Demasiados capítulos dedicados a destacar aspectos problemáticos de Ruidera; esto es, aspectos negativos que, no por ser verídicos, evitan un amargo sabor final. De modo que, ya es hora de empezar a escribir de estas cosas que a todos nos enamoran del Parque Natural. Porque Ruidera, a pesar de todos los males, constituye nuestra auténtica joya natural, y como tal debe brillar por encima de todo.
Y en este sentido, hoy quiero recrear uno de aquellos maravillosos días de marcha por los caminos: era un día especial porque trataba de enseñar a unos amigos llegados desde Zaragoza, aquellas cosas del parque que no conoce ni visita el turista dominguero del baño, paella y botellón. Además, conseguí que me acompañaran dos amigos de esos, especialmente conocedores del Medio: Héctor Campos, magnífico fotógrafo y escritor, y Salvador Jiménez, también escritor y quizá uno de los mayores conocedores del paraje y de su conservación, tanto por ser natural del mismo, como por haber vivido todo su tiempo en él.

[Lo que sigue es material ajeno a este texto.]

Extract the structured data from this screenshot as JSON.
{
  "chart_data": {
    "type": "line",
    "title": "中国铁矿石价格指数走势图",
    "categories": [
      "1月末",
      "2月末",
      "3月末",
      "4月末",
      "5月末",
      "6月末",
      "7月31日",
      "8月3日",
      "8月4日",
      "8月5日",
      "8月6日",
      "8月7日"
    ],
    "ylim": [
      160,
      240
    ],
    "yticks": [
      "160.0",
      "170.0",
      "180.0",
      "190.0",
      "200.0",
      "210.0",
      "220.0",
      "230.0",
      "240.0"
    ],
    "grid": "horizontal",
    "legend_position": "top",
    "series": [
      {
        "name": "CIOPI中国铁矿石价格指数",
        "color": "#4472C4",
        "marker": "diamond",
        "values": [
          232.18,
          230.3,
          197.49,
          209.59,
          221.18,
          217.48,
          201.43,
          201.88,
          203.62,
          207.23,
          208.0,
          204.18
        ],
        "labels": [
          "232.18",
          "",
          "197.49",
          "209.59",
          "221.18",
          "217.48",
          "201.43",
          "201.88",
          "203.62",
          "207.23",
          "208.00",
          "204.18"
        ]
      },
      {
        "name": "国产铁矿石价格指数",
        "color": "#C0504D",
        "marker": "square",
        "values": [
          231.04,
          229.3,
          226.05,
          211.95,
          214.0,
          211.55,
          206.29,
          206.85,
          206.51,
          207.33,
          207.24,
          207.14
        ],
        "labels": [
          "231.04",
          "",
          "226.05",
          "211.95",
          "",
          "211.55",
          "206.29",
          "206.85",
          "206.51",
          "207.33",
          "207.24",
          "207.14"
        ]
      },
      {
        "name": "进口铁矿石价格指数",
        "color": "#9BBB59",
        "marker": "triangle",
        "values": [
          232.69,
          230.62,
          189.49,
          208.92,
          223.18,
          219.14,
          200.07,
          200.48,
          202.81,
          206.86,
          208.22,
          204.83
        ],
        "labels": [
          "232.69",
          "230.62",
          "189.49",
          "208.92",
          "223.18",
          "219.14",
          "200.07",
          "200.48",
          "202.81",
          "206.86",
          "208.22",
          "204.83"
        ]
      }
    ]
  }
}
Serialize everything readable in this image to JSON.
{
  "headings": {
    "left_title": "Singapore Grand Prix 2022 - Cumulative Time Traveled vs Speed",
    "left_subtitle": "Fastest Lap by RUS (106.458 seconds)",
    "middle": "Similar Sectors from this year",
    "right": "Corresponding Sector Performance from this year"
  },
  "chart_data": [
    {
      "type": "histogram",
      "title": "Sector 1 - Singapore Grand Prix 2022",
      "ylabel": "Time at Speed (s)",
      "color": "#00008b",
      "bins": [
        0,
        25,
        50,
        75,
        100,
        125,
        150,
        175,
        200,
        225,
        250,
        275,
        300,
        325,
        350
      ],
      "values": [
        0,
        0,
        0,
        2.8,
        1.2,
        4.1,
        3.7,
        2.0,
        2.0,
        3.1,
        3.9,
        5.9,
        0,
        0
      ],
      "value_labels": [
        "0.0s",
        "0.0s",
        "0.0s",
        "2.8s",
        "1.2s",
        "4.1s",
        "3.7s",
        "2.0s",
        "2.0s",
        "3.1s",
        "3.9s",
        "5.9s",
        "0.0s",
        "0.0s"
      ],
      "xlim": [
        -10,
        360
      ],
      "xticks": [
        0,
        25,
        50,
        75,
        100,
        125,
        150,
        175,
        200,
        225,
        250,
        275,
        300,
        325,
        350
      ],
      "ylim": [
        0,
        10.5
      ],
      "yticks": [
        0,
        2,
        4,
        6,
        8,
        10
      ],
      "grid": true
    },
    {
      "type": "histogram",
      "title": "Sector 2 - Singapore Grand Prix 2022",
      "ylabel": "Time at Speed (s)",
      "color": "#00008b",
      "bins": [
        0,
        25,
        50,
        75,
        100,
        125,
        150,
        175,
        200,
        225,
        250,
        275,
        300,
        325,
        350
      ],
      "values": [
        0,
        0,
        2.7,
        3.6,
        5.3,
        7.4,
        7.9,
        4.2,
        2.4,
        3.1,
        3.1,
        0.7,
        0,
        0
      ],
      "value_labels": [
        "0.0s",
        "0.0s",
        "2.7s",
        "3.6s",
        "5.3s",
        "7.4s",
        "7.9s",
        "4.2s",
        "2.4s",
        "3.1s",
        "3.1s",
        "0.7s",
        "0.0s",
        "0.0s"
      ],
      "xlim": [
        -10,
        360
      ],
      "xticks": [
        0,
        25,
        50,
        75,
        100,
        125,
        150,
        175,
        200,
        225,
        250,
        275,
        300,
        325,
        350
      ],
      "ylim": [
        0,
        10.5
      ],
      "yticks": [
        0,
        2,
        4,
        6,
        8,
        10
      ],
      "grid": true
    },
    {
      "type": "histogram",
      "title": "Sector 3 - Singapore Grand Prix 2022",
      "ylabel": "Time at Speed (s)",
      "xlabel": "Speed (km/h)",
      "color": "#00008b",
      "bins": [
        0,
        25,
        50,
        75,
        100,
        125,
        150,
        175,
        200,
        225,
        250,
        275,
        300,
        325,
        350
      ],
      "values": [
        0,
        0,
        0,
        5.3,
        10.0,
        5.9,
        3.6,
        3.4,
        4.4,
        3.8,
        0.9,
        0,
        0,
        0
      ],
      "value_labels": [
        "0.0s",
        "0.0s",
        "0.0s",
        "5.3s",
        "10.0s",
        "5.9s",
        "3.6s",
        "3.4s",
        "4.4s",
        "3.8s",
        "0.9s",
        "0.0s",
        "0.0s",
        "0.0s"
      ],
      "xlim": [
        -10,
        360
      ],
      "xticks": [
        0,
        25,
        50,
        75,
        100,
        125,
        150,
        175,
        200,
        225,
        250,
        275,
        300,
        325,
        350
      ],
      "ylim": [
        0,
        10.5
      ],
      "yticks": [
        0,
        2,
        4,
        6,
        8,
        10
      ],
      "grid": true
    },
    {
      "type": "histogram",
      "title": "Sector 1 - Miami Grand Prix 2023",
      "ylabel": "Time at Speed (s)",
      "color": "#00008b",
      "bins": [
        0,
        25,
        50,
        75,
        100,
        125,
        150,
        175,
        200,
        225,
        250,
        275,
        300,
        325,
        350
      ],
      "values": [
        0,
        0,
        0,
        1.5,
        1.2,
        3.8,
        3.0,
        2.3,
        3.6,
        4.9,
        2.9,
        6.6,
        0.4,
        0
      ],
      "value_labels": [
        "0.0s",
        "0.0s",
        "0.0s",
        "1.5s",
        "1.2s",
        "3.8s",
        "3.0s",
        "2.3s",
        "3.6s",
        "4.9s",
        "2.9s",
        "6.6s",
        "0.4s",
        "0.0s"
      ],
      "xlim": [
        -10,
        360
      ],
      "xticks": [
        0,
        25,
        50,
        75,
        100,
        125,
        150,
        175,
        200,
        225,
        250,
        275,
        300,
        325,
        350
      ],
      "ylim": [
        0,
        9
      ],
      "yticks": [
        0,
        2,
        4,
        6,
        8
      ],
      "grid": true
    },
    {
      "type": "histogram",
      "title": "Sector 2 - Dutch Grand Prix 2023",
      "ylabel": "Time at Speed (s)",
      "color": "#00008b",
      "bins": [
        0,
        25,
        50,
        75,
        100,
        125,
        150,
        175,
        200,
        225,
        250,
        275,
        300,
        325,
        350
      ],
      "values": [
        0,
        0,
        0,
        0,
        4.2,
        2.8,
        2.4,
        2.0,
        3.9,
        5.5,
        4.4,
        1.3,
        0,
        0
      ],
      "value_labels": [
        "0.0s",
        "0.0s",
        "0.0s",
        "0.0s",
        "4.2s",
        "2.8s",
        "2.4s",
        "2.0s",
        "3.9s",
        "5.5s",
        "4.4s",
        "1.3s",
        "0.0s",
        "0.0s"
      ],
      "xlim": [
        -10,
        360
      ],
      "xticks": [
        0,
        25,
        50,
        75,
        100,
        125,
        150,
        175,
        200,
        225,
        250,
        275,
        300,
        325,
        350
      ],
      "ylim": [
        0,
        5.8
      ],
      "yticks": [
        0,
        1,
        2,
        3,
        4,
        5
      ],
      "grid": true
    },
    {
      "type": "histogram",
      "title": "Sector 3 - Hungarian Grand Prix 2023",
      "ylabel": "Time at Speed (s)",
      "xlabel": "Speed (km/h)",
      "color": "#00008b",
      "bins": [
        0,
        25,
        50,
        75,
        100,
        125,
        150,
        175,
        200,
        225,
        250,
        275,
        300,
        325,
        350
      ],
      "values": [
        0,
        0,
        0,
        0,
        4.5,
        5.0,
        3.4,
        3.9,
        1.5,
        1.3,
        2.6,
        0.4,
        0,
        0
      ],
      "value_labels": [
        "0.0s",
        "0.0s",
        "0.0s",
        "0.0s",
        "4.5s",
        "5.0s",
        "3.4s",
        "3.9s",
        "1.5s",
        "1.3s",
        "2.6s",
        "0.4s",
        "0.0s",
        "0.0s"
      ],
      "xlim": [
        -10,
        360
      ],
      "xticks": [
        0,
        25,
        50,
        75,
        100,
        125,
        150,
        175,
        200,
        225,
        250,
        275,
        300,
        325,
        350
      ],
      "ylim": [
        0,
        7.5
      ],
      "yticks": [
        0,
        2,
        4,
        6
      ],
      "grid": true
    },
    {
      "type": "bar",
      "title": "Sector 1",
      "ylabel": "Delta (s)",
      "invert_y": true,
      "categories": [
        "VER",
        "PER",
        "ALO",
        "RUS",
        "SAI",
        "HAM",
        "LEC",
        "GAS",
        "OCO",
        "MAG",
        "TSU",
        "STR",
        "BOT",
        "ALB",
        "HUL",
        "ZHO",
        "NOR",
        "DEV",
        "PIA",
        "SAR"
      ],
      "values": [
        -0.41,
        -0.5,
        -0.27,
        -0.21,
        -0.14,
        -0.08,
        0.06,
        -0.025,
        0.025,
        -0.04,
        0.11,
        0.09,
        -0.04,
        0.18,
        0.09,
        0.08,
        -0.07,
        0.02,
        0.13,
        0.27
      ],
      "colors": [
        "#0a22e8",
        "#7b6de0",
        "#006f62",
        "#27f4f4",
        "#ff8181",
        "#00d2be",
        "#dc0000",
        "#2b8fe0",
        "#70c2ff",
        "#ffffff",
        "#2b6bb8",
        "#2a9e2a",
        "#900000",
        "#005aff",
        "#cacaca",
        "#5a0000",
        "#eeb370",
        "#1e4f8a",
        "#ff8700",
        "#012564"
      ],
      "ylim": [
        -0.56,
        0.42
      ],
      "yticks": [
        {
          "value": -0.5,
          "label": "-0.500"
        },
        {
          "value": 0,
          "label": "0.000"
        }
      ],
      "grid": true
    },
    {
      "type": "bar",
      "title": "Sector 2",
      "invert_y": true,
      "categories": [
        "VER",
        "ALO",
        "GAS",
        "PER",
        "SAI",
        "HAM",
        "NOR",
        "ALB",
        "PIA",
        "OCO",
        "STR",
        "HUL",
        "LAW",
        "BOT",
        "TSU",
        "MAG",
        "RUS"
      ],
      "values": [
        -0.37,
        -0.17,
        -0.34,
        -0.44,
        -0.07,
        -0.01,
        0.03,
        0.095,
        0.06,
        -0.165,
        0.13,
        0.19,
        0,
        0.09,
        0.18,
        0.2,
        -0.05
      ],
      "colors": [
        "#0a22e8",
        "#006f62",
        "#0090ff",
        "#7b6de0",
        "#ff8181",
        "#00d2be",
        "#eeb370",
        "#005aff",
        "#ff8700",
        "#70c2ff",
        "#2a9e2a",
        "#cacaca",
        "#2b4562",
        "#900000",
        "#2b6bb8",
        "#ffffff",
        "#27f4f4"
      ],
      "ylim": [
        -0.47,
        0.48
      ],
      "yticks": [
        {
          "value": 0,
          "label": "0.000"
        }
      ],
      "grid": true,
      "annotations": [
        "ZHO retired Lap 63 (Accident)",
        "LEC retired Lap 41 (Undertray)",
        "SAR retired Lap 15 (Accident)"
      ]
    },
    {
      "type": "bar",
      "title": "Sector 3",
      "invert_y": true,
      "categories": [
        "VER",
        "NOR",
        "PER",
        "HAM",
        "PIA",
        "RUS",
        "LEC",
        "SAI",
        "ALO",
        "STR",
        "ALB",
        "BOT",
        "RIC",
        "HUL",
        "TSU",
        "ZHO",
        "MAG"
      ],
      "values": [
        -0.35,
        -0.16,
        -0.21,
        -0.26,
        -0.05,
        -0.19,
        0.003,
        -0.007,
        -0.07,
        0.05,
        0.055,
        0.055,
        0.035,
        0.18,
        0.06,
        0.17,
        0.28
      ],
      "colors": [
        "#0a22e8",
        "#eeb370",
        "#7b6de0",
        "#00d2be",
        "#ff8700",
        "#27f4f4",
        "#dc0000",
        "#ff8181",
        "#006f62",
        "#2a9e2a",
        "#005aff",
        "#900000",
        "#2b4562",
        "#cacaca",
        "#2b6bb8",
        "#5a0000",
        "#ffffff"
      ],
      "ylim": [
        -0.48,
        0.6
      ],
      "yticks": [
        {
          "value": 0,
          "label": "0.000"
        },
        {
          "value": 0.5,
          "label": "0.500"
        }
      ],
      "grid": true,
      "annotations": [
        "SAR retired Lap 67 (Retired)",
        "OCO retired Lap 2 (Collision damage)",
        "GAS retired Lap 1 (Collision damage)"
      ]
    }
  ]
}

Y como según dicen los sabios estoicos, hay que buscar tratar con quien se puede aprender, porque el trato debe ser una fuente de enseñanza, al igual que la conversación, dado que hay muchas cosas por saber y es corto el vivir; pues, eso; que la compañía de Héctor y Salvador producían en mí este efecto; lo consideremos estoico o no.
Casa de los Duendes |
El día era otoñal, con el gris de los cielos como modelando las pequeñas lomas matizadas de coscojas y romeros: el grupo caminaba bordeando la laguna Conceja. El camino era ancho y se encontraba solitario; al fondo, la Casa de los Duendes; una construcción abandonada desde hacía décadas supuestamente por los ruidos ocasionados por seres misteriosos ¿Quién sabe de la existencia o no de otras formas de comunicación que puedan trascender en el tiempo y el espacio?
La Loma de la Conceja suponía un complicado ascenso para mí. Pero ya mi vista percibía multitud de imágenes que hacían que mi imaginación cabalgara enaltecida. Las plantas se mecían acariciadas por la brisa, y los cantos de las aves semejaban un plañidero duelo en esa necrópolis de en derredor. Porque estábamos dentro de una especie de bucle telúrico: tierra y alma; conexión espiritual con otros seres, otros tiempos, quizá hacía milenios ya.
Laguna Conceja |
Observaba la laguna desde el punto más alto de La Morra; y sentía un espíritu de reverencia hacia el entorno y el pasado; las verdeazuladas aguas reflejaban como espejos el embrujo del lugar. Me estremecía de ternura y emoción. Abrí mi pequeña agenda para tomar unas notas casi febriles ante la quietud y sosiego que transmitían las encinas y sabinares. Los chopos amarilleaban en su otoñal madurez.
Salvador iba y venía cogiendo piedras; Héctor disparaba una y otra vez su cámara fotográfica. Los componentes del grupo atendían encantados las explicaciones arqueológicas de Salvador. Era como hacer arqueología en estado puro, respetuosa con el tiempo y con el Medio, casi una actitud religiosa en su hacer: ¡Hay Ruidera; cuánto se ignora de ti!
Héctor también escribía, aunque lo hacía en su interior: “Me gusta ver a Salvador con las manos llenas de piedras, buscando, analizando, pensando… Me recuerda las primeras fotografías que vi de él en los, ahora, amarillentos periódicos de hace veinte años. Y quiero inmortalizarle así, protagonista en su medio, disfrutando inocuamente, respetándolo y adorándolo; pensando en aquellos predecesores que, como él, debieron de correr, cantar, gritar y sufrir en estas tierras mágicas: el hombre mimetizado con el entorno".
Material lítico en superficie |
Reconozco que yo era, soy más pragmático; tengo que serlo. Mi mente analizaba al mismo tiempo, la actual situación del entorno, el nivel de la laguna, la flora, la franja de masiegas, el avance del carrizo… En fin, es que no lo puedo evitar.
Y después volvimos a caminar dejando atrás “El Castellón” del poblado en altura situado en el Cerro de la Conceja. Son pequeños secretos de Ruidera, lugares para la ensoñación.